3 Like, gigantic in the "This is really important!" sense; not literally gigantic. The Big City Classic isn't making all the players play in DK Mode or anything. (As far as I know.)
4 Welcome to America's greatest city: New York City, New Jersey! Visit the Chamber of Commerce! (Which doesn't exist.)
5 That's probably a lie. I'm confirming with my sources, though.
6 This totally isn't a lie. You don't know what the government knows, man! They're following us! (My dragon confirms this.)
7 Some anthropologists are surmising that Syracuse is currently a dumpster fire, but there is definitely a debate about this that is going to take a few years until resolution is finally made.
8 INCITING JOHNS HOPKINS FANS: ACHIEVEMENT UNLOCKED!
9 I forgot what I was going to write in this footnote.
10 Like, more than Facebook-type support, which is usually just, "I heard your dog was sick and it makes me sad. Call me!" You know, real human support that makes you engage with other humans. (Weird, I know.)
11 That's probably a lie. There's nothing important in the information I've provided. Except, of course, the secrets of man being revealed!
12 Again, totally a lie.
13 That's probably a lie. All the links that follow are to hamburger menus.
14 Queens is in New Jersey? Well, I'll be. . . .

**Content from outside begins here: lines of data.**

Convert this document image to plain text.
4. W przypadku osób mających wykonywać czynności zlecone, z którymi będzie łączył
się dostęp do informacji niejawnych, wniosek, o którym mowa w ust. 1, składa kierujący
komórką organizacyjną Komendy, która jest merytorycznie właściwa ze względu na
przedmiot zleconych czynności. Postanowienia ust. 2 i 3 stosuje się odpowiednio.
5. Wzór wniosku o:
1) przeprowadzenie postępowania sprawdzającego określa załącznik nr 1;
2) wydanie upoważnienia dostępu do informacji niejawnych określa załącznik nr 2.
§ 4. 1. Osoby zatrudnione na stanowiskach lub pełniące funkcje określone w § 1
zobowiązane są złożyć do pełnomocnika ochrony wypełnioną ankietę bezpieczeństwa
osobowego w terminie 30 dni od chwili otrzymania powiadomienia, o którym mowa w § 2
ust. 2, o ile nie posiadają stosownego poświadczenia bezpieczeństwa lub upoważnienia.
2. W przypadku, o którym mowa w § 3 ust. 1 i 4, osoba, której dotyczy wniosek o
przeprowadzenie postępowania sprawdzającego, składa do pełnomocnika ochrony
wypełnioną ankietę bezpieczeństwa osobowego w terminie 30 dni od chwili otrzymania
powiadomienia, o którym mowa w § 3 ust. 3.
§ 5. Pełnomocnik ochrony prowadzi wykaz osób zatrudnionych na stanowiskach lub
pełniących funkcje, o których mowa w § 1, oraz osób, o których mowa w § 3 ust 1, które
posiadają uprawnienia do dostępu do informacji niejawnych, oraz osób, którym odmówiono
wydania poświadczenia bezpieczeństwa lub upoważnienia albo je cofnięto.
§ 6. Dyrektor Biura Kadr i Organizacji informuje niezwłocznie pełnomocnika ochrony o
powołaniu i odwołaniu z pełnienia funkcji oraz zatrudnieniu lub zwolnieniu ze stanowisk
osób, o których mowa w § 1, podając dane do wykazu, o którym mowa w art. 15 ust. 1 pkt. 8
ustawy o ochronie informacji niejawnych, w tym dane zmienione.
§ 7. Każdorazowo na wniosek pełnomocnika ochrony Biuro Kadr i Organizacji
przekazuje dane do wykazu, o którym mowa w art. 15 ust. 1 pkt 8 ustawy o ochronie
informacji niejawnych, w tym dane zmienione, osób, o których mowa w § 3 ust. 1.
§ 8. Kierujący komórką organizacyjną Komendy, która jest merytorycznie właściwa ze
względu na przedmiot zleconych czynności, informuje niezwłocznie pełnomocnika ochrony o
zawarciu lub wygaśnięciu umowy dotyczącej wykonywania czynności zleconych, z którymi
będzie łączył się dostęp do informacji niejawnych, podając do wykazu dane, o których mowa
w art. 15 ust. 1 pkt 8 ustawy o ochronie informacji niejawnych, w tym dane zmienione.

15 Again, New Jersey probably isn't a real place. There's no land to know the lay of.
16. St. John's has a better chance at being shut down due to a nasty outbreak of diseases formerly dormant in dorm-issued silly putty than the Red Storm beating Notre Dame.
18 That is probably a lie, although the research has only beared out inconclusive results thus far.
21 I'm pretty sure that's the day the music died.